Im internationalen Vergleich ist die deutsche Schuldenquote nicht außergewöhnlich hoch, auch wenn sie jetzt auf bis zu 80 Prozent des BIP steigen könnte. In Japan beträgt sie derzeit etwa 240 Prozent des BIP, also etwa das Dreifache. Trotzdem ist das Land weit von einer Schuldenkrise entfernt. Denn die japanische Zentralbank kauft die japanischen Staatsschulden einfach auf. Selbst wenn der japanische Staat darauf nennenswerte Zinsen zahlen müsste (auch in Japan sind die Zinsen aktuell extrem niedrig), kämen diese als Zentralbankgewinne wieder an den japanischen Staat zurück.

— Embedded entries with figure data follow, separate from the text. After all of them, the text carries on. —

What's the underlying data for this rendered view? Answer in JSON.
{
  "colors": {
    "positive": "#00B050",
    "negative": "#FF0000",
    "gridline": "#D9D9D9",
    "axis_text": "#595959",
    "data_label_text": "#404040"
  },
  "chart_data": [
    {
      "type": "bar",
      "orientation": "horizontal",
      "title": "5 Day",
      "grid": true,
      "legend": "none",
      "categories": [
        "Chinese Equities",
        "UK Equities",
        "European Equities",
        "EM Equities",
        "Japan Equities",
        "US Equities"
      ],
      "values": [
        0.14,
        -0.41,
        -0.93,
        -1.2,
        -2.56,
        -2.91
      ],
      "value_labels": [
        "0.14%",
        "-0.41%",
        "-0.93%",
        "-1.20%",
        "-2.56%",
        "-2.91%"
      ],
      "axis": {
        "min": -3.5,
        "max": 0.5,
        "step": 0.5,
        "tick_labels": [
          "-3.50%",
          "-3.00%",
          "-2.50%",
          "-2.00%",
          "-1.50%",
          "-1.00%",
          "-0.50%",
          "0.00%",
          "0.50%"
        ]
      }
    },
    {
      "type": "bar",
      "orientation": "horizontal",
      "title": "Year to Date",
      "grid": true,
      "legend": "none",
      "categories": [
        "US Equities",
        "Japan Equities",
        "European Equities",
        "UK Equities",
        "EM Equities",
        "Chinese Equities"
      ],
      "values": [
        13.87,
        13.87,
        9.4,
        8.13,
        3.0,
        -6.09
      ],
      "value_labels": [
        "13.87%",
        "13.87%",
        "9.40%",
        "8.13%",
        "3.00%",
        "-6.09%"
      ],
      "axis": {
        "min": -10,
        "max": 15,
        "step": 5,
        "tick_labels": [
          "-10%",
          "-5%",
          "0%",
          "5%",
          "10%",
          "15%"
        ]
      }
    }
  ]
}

Seit der Finanzkrise sind die wichtigsten Zentralbanken der Welt mit Anleihenkäufen diesem Beispiel gefolgt. Auch die Europäische Zentralbank hat diverse Ankaufprogramme aufgelegt. Zur vielbeschworenen Inflation ist es nicht gekommen – im Gegenteil. Seit Jahren liegt die Inflationsrate unter dem Ziel von 2 Prozent. Inflation kann nur entstehen, wenn es zu viel Nachfrage auf den allgemeinen Güter- und Dienstleistungsmärkten gibt. Das Geld der EZBAufkaufprogramme landet aber in keinem Euro-Land im privaten Konsum oder in hohen Unternehmensinvestitionen. Es fließt teilweise in kreditfinanzierte Immobilienkäufe und auf den Aktienmärkten. ÖkonomInnen nennen dies „Vermögenspreisinflation“. Mit „Inflation“, d.h. der Preissteigerungsrate für die privaten Haushalte, in deren monatliche Ermittlung natürlich auch steigende Mietkosten einbezogen werden, hat dies aber auch künftig wenig zu tun.